Firstly, the sentence would only have been confirmed if the current sessions of Cork Circuit Criminal Court had concluded. As the sessions were still ongoing the sentence could be revisited by the judge involved.
Secondly, defence counsel Donal O'Sullivan pointed out that the court had not been addressed on a key sentencing issue as outlined in Prof Thomas O'Malley's book on sentencing principles.
Mr O'Sullivan -- who admitted his belated submission was "somewhat unusual" -- said that prison sentences had a greater impact on certain people in society such as foreign nationals, the elderly and the sick, as well as members of An Garda Siochana and the Prison Service.
"It is a far more difficult sentence for him, a garda, than for anyone else," he explained.
He revealed that, in the Midlands Prison, his client would be kept in a special wing, would be segregated from the rest of the prison population for security reasons and would have to spend most of his time in his cell. He would also be subjected to virtually round-the-clock observation.
Judge O Donnabhain was also told that, if he refused the submission, the defence team could not raise it in any appeal process because it had not been raised on Thursday when the initial sentence was imposed. The judge stressed that, had that matter been argued on Thursday, he would most likely have remanded the garda in custody and not imposed a sentence.
"Considering all the matters now raised and particularly in view of the fact that it appears to be agreed by both parties that were I not to listen to Mr O'Sullivan now he might not be able to advance that argument on appeal -- it could be an unfairness," he said.
"We are in a completely different place today than we were yesterday.
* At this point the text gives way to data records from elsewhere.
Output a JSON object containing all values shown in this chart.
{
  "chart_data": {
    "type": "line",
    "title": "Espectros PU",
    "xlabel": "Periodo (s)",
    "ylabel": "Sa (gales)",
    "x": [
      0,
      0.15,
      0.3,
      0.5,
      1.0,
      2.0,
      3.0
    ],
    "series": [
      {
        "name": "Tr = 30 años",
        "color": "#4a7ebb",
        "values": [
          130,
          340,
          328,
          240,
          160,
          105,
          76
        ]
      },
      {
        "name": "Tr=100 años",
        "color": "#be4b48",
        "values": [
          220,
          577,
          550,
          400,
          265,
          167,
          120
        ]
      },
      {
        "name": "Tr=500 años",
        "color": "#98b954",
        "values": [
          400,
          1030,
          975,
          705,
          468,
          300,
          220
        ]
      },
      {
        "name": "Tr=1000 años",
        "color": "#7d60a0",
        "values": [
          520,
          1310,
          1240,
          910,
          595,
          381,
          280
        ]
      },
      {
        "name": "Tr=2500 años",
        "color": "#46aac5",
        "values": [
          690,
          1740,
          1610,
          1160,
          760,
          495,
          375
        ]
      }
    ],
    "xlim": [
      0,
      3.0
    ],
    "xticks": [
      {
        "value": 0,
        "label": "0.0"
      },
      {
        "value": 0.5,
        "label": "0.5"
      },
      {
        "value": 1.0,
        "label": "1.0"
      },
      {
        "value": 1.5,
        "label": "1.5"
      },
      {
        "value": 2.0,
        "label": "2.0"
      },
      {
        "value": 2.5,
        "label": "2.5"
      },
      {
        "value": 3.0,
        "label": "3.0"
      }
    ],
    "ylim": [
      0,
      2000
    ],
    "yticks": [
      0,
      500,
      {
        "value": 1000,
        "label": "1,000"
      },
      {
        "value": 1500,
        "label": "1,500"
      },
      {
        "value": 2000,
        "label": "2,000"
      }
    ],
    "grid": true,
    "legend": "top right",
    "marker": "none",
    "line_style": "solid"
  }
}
If a point had to be made then perhaps it has been made," he added.
Mr Foley of Tradean, Knocknasuff, Blarney, Co Cork, wept as he walked free -- and was immediately embraced by his family and girlfriend as he left Cork Courthouse on Washington Street.
His brother Travis, of the same address, has pleaded guilty to the lesser charge of assaulting Mr Murphy at the same date and location.
He is scheduled to be sentenced before the Circuit Criminal Court on June 27.